Stay of The Florida Recount
By December 8, 2000, there had been multiple court decisions regarding the presidential election in Florida and on that date the Florida Supreme Court, by a 4-3 vote, ordered a statewide manual recount. On December 9, the U.S. Supreme Court voted 5 to 4 to stay the Florida recount, because according to Justice Scalia:
It suffices to say that the issuance of the stay suggests that a majority of the Court, while not deciding the issues presented, believe that the petitioner has a substantial probability of success. The issue is not, as the dissent puts it, whether "ounting every legally cast vote ca constitute irreparable harm." One of the principal issues in the appeal we have accepted is precisely whether the votes that have been ordered to be counted are, under a reasonable interpretation of Florida law, "legally cast vote." The counting of votes that are of questionable legality does in my view threaten irreparable harm to petitioner Bush, and to the country, by casting a cloud upon what he claims to be the legitimacy of his election.

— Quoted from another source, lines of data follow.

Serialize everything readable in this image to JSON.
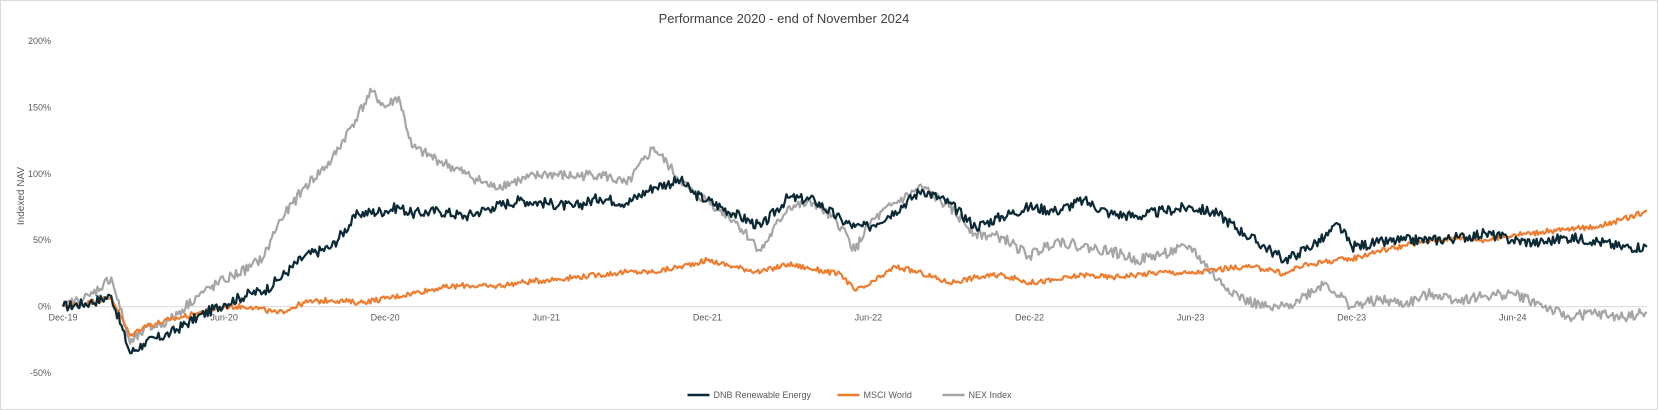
{
  "chart_data": {
    "type": "line",
    "title": "Performance 2020 - end of November 2024",
    "ylabel": "Indexed NAV",
    "xlabel": "",
    "ylim": [
      -50,
      200
    ],
    "yticks": [
      {
        "value": 200,
        "label": "200%"
      },
      {
        "value": 150,
        "label": "150%"
      },
      {
        "value": 100,
        "label": "100%"
      },
      {
        "value": 50,
        "label": "50%"
      },
      {
        "value": 0,
        "label": "0%"
      },
      {
        "value": -50,
        "label": "-50%"
      }
    ],
    "xlim": [
      0,
      59
    ],
    "xticks": [
      {
        "value": 0,
        "label": "Dec-19"
      },
      {
        "value": 6,
        "label": "Jun-20"
      },
      {
        "value": 12,
        "label": "Dec-20"
      },
      {
        "value": 18,
        "label": "Jun-21"
      },
      {
        "value": 24,
        "label": "Dec-21"
      },
      {
        "value": 30,
        "label": "Jun-22"
      },
      {
        "value": 36,
        "label": "Dec-22"
      },
      {
        "value": 42,
        "label": "Jun-23"
      },
      {
        "value": 48,
        "label": "Dec-23"
      },
      {
        "value": 54,
        "label": "Jun-24"
      }
    ],
    "grid": false,
    "legend": "bottom",
    "series": [
      {
        "name": "DNB Renewable Energy",
        "color": "#0b2a35",
        "x": [
          0,
          1,
          1.8,
          2.5,
          3,
          4,
          5,
          6,
          7,
          7.5,
          8,
          9,
          10,
          11,
          12,
          12.5,
          13,
          14,
          15,
          16,
          17,
          18,
          19,
          20,
          21,
          22,
          23,
          23.5,
          24,
          25,
          26,
          27,
          28,
          29,
          29.5,
          30,
          31,
          32,
          33,
          34,
          35,
          36,
          37,
          38,
          39,
          40,
          41,
          42,
          43,
          44,
          45,
          45.5,
          46,
          47,
          47.5,
          48,
          49,
          50,
          51,
          52,
          53,
          54,
          55,
          56,
          57,
          58,
          59
        ],
        "values": [
          0,
          3,
          8,
          -35,
          -28,
          -20,
          -8,
          2,
          10,
          12,
          20,
          38,
          45,
          70,
          72,
          75,
          70,
          72,
          68,
          75,
          80,
          78,
          75,
          82,
          78,
          90,
          95,
          85,
          80,
          70,
          60,
          82,
          80,
          65,
          60,
          60,
          72,
          88,
          78,
          60,
          68,
          75,
          72,
          80,
          70,
          68,
          72,
          75,
          70,
          55,
          42,
          35,
          40,
          52,
          62,
          45,
          48,
          50,
          50,
          52,
          55,
          50,
          48,
          52,
          50,
          45,
          45
        ]
      },
      {
        "name": "MSCI World",
        "color": "#ed7d31",
        "x": [
          0,
          1,
          1.8,
          2.5,
          3,
          4,
          5,
          6,
          7,
          8,
          9,
          10,
          11,
          12,
          13,
          14,
          15,
          16,
          17,
          18,
          19,
          20,
          21,
          22,
          23,
          24,
          25,
          26,
          27,
          28,
          29,
          29.5,
          30,
          31,
          32,
          33,
          34,
          35,
          36,
          37,
          38,
          39,
          40,
          41,
          42,
          43,
          44,
          45,
          45.5,
          46,
          47,
          48,
          49,
          50,
          51,
          52,
          53,
          54,
          55,
          56,
          57,
          58,
          59
        ],
        "values": [
          0,
          3,
          7,
          -22,
          -15,
          -10,
          -5,
          0,
          0,
          -5,
          3,
          5,
          3,
          6,
          10,
          14,
          16,
          15,
          18,
          20,
          22,
          24,
          26,
          26,
          30,
          35,
          30,
          26,
          32,
          28,
          24,
          12,
          16,
          30,
          25,
          18,
          22,
          24,
          18,
          20,
          24,
          22,
          24,
          26,
          25,
          28,
          30,
          28,
          24,
          30,
          34,
          36,
          42,
          46,
          50,
          52,
          50,
          54,
          56,
          58,
          60,
          65,
          72
        ]
      },
      {
        "name": "NEX Index",
        "color": "#a6a6a6",
        "x": [
          0,
          1,
          1.8,
          2.5,
          3,
          4,
          5,
          6,
          7,
          7.5,
          8,
          9,
          10,
          11,
          11.5,
          12,
          12.5,
          13,
          14,
          15,
          16,
          17,
          18,
          19,
          20,
          21,
          22,
          23,
          23.5,
          24,
          25,
          26,
          27,
          28,
          29,
          29.5,
          30,
          31,
          32,
          33,
          34,
          35,
          36,
          37,
          38,
          39,
          40,
          41,
          42,
          43,
          44,
          45,
          45.5,
          46,
          47,
          48,
          49,
          50,
          51,
          52,
          53,
          54,
          55,
          56,
          57,
          58,
          59
        ],
        "values": [
          0,
          8,
          22,
          -28,
          -18,
          -10,
          8,
          20,
          30,
          38,
          62,
          90,
          110,
          145,
          162,
          150,
          158,
          120,
          110,
          100,
          90,
          95,
          100,
          98,
          100,
          92,
          120,
          95,
          85,
          80,
          65,
          42,
          75,
          78,
          60,
          42,
          62,
          78,
          90,
          75,
          55,
          52,
          38,
          50,
          45,
          42,
          35,
          40,
          45,
          20,
          5,
          -2,
          0,
          5,
          18,
          0,
          5,
          2,
          10,
          5,
          8,
          10,
          2,
          -8,
          -5,
          -8,
          -5
        ]
      }
    ]
  }
}
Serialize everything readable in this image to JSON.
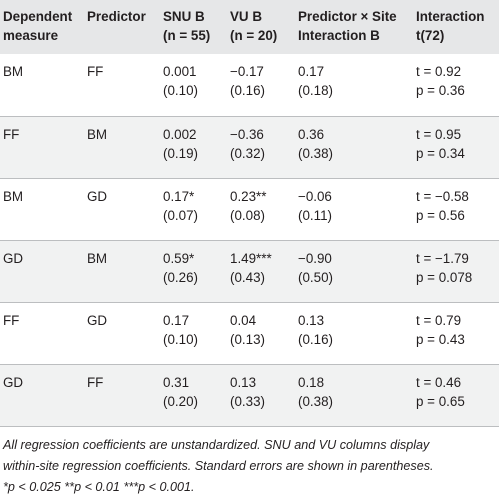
{
  "table": {
    "headers": [
      [
        "Dependent",
        "measure"
      ],
      [
        "Predictor"
      ],
      [
        "SNU B",
        "(n = 55)"
      ],
      [
        "VU B",
        "(n = 20)"
      ],
      [
        "Predictor × Site",
        "Interaction B"
      ],
      [
        "Interaction",
        "t(72)"
      ]
    ],
    "rows": [
      {
        "dv": "BM",
        "predictor": "FF",
        "snu": [
          "0.001",
          "(0.10)"
        ],
        "vu": [
          "−0.17",
          "(0.16)"
        ],
        "interaction_b": [
          "0.17",
          "(0.18)"
        ],
        "interaction_t": [
          "t = 0.92",
          "p = 0.36"
        ]
      },
      {
        "dv": "FF",
        "predictor": "BM",
        "snu": [
          "0.002",
          "(0.19)"
        ],
        "vu": [
          "−0.36",
          "(0.32)"
        ],
        "interaction_b": [
          "0.36",
          "(0.38)"
        ],
        "interaction_t": [
          "t = 0.95",
          "p = 0.34"
        ]
      },
      {
        "dv": "BM",
        "predictor": "GD",
        "snu": [
          "0.17*",
          "(0.07)"
        ],
        "vu": [
          "0.23**",
          "(0.08)"
        ],
        "interaction_b": [
          "−0.06",
          "(0.11)"
        ],
        "interaction_t": [
          "t = −0.58",
          "p = 0.56"
        ]
      },
      {
        "dv": "GD",
        "predictor": "BM",
        "snu": [
          "0.59*",
          "(0.26)"
        ],
        "vu": [
          "1.49***",
          "(0.43)"
        ],
        "interaction_b": [
          "−0.90",
          "(0.50)"
        ],
        "interaction_t": [
          "t = −1.79",
          "p = 0.078"
        ]
      },
      {
        "dv": "FF",
        "predictor": "GD",
        "snu": [
          "0.17",
          "(0.10)"
        ],
        "vu": [
          "0.04",
          "(0.13)"
        ],
        "interaction_b": [
          "0.13",
          "(0.16)"
        ],
        "interaction_t": [
          "t = 0.79",
          "p = 0.43"
        ]
      },
      {
        "dv": "GD",
        "predictor": "FF",
        "snu": [
          "0.31",
          "(0.20)"
        ],
        "vu": [
          "0.13",
          "(0.33)"
        ],
        "interaction_b": [
          "0.18",
          "(0.38)"
        ],
        "interaction_t": [
          "t = 0.46",
          "p = 0.65"
        ]
      }
    ]
  },
  "footnote": [
    "All regression coefficients are unstandardized. SNU and VU columns display",
    "within-site regression coefficients. Standard errors are shown in parentheses.",
    "*p < 0.025 **p < 0.01 ***p < 0.001."
  ]
}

Count first, and rule upon legality afterwards, is not a recipe for producing election results that have the public acceptance democratic stability requires.The dissenters opined: "Counting every legally cast vote cannot constitute irreparable harm... Preventing the recount from being completed will inevitably cast a cloud on the legitimacy of the election." The four dissenting justices argued that stopping the recount was an "unwise" violation of "three venerable rules of judicial restraint", namely respecting the opinions of state supreme courts, cautiously exercising jurisdiction when "another branch of the Federal Government" has a large measure of responsibility to resolve the issue, and avoiding making peremptory conclusions on federal constitutional law prior to a full presentation on the issue.